Università, iter più veloce per gli aspiranti medici
Entro i trent’anni già in corsia: ridotta la specializzazione
Giovani medici in corsia, con in tasca il primo contratto di lavoro (a termine), entro i trent’anni. È la rivoluzione proposta dai ministri della Salute e dell’Università, Ferruccio Fazio e Mariastella Gelmini. Resta il numero chiuso per accedere ai corsi per aspiranti camici bianchi, ma il governo vuole accorciare i tempi per l’accesso alla professione. Ora chi ha un iter di studi senza intoppi prima dei 32-33 anni non mette in tasca la specializzazione. Ci vogliono dagli 11 ai 13 anni per tutto il percorso. Con la riforma Fazio-Gelmini ce ne vorranno tre di meno. Sarà infatti ridotta di un anno la durata delle specializzazioni: i corsi del ramo chirurgico passeranno da 6 a 5 anni, quelli del ramo medico da 5 a 4, o anche 3 anni per alcuni ambiti. L’abilitazione sarà contestuale alla laurea. Il dottorato si potrà fare mentre ci si specializza. E il percorso di specializzazione sarà diviso in due parti: per due-tre anni si farà una formazione più teorica, poi ci sarà una parte di lavoro con contratto a termine nel Servizio sanitario nazionale. Una sorta di 3+2. Che, però, fa tremare la comunità medica: si teme che i giovani in formazione possano essere usati per coprire vuoti di organico e carenze di personale a scapito della qualità. Il ministro Fazio rassicura e sottolinea: «Con il nuovo sistema si entrerà prima nel mondo del lavoro e si libereranno contratti di specializzazione che passeranno dagli attuali 5mila a 11mila per effetto delle riforme».

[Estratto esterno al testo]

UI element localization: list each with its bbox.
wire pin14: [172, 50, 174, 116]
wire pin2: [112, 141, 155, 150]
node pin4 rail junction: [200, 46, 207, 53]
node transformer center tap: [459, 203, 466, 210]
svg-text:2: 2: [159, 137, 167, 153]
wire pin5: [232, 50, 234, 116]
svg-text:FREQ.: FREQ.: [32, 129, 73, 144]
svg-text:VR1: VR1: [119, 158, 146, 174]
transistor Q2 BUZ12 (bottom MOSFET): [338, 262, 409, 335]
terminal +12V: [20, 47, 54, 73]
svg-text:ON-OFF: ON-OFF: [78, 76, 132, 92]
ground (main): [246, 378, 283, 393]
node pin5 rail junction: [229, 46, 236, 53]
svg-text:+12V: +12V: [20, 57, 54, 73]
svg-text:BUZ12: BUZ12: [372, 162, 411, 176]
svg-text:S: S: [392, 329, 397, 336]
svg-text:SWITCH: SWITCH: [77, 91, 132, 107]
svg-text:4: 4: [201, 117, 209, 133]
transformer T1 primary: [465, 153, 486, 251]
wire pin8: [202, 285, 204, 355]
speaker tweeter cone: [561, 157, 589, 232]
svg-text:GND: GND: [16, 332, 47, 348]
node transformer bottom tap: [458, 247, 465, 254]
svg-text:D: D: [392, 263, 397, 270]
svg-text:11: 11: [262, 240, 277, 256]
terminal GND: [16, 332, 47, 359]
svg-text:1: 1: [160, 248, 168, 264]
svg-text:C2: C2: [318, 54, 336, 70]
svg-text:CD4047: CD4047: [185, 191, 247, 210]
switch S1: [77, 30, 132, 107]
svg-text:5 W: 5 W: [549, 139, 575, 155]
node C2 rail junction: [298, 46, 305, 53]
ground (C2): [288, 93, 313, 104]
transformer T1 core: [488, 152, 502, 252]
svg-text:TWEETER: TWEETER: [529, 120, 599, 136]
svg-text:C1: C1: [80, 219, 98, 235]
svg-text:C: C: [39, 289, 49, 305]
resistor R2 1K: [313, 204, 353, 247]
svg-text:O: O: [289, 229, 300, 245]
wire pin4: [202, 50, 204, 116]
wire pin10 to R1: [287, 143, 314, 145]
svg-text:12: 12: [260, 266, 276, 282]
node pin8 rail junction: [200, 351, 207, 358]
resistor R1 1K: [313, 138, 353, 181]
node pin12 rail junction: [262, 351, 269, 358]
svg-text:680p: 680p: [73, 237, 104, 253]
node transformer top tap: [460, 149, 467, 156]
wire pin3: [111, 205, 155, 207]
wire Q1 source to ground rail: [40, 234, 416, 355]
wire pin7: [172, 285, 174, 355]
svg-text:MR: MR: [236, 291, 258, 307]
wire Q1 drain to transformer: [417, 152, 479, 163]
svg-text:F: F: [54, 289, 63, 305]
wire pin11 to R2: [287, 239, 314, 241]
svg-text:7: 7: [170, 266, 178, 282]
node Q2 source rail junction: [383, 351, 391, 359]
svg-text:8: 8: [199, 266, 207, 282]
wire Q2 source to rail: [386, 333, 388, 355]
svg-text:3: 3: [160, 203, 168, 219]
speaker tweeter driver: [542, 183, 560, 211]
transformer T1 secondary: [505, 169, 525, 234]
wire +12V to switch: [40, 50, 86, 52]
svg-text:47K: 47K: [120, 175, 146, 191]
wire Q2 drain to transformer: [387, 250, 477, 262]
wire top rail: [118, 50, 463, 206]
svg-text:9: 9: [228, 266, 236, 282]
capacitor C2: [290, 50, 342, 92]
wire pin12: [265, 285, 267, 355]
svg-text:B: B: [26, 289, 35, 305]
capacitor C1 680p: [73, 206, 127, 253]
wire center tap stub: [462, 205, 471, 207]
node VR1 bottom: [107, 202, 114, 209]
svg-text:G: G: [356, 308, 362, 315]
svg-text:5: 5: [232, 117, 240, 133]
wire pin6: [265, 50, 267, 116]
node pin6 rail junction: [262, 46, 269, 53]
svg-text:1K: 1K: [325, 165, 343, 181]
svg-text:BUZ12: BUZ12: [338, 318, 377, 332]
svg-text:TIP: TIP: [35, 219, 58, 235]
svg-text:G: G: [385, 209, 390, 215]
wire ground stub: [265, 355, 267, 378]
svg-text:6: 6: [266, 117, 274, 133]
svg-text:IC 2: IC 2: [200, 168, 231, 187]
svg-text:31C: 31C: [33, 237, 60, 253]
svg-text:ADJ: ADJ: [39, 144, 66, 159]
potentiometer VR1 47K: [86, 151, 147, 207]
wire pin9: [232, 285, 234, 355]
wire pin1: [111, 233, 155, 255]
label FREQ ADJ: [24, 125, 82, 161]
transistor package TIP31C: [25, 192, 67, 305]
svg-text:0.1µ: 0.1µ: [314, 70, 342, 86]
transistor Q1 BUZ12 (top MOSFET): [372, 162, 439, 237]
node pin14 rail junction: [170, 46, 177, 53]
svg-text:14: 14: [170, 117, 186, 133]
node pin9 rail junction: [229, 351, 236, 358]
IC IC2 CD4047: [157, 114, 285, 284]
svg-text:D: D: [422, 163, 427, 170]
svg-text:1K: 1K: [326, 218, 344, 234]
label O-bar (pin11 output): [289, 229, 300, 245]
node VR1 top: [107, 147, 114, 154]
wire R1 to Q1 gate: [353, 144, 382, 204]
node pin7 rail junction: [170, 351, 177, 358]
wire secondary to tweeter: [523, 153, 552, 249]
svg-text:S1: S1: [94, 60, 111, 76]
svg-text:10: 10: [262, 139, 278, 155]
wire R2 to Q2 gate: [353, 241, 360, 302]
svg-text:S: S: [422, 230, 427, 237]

Oggi si diventa chirurghi a 32-33 anni. Solo dopo si cerca il primo vero lavoro. Con la riforma a 28 anni ci sarà il primo contratto, rigorosamente a termine, però. A 30 lo studente avrà la specializzazione in tasca se il percorso di studi è stato regolare. Per la laurea resta l’obbligo dei sei anni di studio, ma il tirocinio di valutazione di tre mesi previsto dopo l’acquisizione del titolo sarà inglobato nel percorso universitario. E i ministri puntano a rendere la laurea in medicina abilitante: non ci vorrà un successivo esame di stato per entrare nell’ordine dei medici. «Su questo punto bisognerà sentire l’Europa», dice Gelmini. Il provvedimento sulle scuole di specializzazione è pronto e sarà portato in Conferenza Stato-Regioni. Per il 3+2 arriverà un emendamento al disegno di legge sulla sperimentazione clinica. I medici della Fp Cgil dicono bene la riduzione dei tempi di studio, ma, spiega il segretario Massimo Cozza, la specializzazione non diventi sfruttamento dei giovani per coprire i vuoti di organico. La pensa così anche la Federspecializzandi. Dalla Federazione degli ordini dei medici arriva l’ok, ma con dubbi sui due anni di contratto di lavoro: «Va considerata prioritariamente la situazione dei precari esistenti (oltre 8mila, ndr)», dice il presidente Amedeo Bianco. Perplessità condivisa dal preside di Medicina della Cattolica di Roma, Rocco Bellantone, che chiede riflessioni più approfondite, boccia la laurea abilitante, ma promuove la riduzione dei tempi. Il governo ieri ha dato anche il via libera al regolamento per l’abilitazione nazionale dei docenti universitari: in autunno potranno partire le procedure.